I wanted at least three chapters ready to mail out by January and I have more than met that goal; after the next read-through this coming week, the whole thing will be ready. Now I just need a bloody synopsis. Hate those things.
We will now resume regularly scheduled blogging since this site was never supposed to be about my own scribbling, but since nobody seemed to get upset by the detour, detoured I did. Thank you for your indulgence.
I've written before that I'm a fan of Erle Stanley Gardner, but not all of his books turn me on. I'm not crazy about Perry Mason. I like the character, but by the time he was doing Mason, Gardner seemed to be phoning it in and I've never seen as much effort put into the Mason books as there was in the Ed Jenkins series, and that's just one example, and an appropriate one since this note is about Jenkins.

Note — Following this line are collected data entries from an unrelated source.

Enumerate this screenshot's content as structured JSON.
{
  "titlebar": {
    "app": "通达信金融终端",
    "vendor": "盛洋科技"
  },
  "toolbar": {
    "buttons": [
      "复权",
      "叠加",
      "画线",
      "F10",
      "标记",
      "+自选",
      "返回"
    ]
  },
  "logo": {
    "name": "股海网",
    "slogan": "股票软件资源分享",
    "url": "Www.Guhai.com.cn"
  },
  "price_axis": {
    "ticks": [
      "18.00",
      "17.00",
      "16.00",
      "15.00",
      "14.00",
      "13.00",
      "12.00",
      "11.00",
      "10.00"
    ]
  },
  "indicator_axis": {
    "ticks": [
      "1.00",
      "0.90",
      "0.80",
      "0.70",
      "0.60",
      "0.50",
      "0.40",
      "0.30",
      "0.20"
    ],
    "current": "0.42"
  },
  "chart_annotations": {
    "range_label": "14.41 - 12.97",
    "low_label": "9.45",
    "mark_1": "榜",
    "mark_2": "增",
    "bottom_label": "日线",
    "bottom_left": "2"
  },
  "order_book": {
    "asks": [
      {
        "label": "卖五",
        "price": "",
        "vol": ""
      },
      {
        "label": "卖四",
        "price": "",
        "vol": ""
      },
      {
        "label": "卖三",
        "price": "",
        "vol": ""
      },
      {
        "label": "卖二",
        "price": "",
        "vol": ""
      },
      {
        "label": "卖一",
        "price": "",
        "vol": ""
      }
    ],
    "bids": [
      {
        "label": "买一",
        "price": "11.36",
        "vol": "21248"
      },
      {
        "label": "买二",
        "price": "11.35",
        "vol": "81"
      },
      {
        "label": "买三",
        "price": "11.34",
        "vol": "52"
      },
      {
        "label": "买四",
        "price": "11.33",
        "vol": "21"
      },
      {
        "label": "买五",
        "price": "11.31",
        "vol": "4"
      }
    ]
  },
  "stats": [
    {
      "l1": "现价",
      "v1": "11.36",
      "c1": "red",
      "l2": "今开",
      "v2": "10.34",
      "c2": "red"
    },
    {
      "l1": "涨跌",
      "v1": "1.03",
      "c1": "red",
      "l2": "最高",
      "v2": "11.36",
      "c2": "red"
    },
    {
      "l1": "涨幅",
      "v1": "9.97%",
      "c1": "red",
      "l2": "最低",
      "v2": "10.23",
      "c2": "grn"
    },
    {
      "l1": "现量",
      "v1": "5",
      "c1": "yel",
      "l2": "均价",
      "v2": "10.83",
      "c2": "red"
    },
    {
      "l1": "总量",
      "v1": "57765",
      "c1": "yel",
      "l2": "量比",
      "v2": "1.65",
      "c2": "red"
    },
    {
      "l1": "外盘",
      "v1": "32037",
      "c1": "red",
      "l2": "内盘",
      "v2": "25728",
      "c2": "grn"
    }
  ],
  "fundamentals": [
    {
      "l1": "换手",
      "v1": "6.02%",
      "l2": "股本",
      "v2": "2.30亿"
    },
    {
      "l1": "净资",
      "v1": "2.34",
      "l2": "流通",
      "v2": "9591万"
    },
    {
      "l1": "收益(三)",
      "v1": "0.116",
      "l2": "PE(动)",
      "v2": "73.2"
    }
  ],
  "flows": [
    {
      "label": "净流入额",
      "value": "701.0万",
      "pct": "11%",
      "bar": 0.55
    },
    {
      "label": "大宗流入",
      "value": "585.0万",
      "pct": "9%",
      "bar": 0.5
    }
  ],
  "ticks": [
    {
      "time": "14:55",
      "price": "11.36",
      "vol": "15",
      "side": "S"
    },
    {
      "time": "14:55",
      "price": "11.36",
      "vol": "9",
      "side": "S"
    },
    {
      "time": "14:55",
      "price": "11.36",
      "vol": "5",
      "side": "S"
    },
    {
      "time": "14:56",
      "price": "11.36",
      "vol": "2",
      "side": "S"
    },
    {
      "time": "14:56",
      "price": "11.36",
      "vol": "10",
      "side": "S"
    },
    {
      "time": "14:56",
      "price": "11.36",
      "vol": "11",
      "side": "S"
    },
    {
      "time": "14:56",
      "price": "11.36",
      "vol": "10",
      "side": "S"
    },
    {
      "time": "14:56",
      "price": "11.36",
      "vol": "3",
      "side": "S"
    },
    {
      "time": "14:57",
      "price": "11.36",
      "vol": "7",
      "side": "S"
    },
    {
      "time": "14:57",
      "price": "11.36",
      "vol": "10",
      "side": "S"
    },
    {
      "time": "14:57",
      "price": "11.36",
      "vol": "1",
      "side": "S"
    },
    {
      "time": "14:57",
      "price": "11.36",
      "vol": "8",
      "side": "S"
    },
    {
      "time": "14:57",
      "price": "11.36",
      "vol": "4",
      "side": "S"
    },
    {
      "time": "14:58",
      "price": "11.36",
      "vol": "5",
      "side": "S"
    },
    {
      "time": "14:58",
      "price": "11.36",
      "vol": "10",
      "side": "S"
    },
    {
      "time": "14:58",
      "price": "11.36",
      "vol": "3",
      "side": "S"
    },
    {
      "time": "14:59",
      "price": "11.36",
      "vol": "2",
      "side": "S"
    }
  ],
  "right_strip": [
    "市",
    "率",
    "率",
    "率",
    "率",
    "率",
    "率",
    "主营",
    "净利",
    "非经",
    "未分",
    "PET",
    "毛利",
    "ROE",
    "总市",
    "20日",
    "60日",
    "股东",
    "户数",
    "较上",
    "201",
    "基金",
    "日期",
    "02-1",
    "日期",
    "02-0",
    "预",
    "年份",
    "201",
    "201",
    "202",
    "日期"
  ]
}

I like the Phantom Crook. He's totally on his own. No gal Fridays, no side-kicks (except for his dog, maybe), and everybody from other crooks to the cops is somehow out to get him. But he always comes through in the end, and you have to dig that. The stories are fast an exciting and really carry you along. I have one collection of Jenkins material, Dead Men's Letters and Other Stories, and had the second collection, The Blonde in Lower Six, but the second book was stolen when some dastard broke into my shed at one of those pay-to-store-your-crap places. Oh, well. That's what ABE is for.
Back when Gardner was doing Jenkins stories for the pulps, he was often critizised for having his gun battles end as soon as the very last round was fired from the hero's gun. Gardner commented that when a writer only gets paid a penny a word, he's a fool to leave four-cents worth of ammunition in the hero's gun. I cannot disagree with that statement, hacked as much as it is because I don't have the actual quote handy. But gunfighting is not the only place where Gardner stretched out his word count.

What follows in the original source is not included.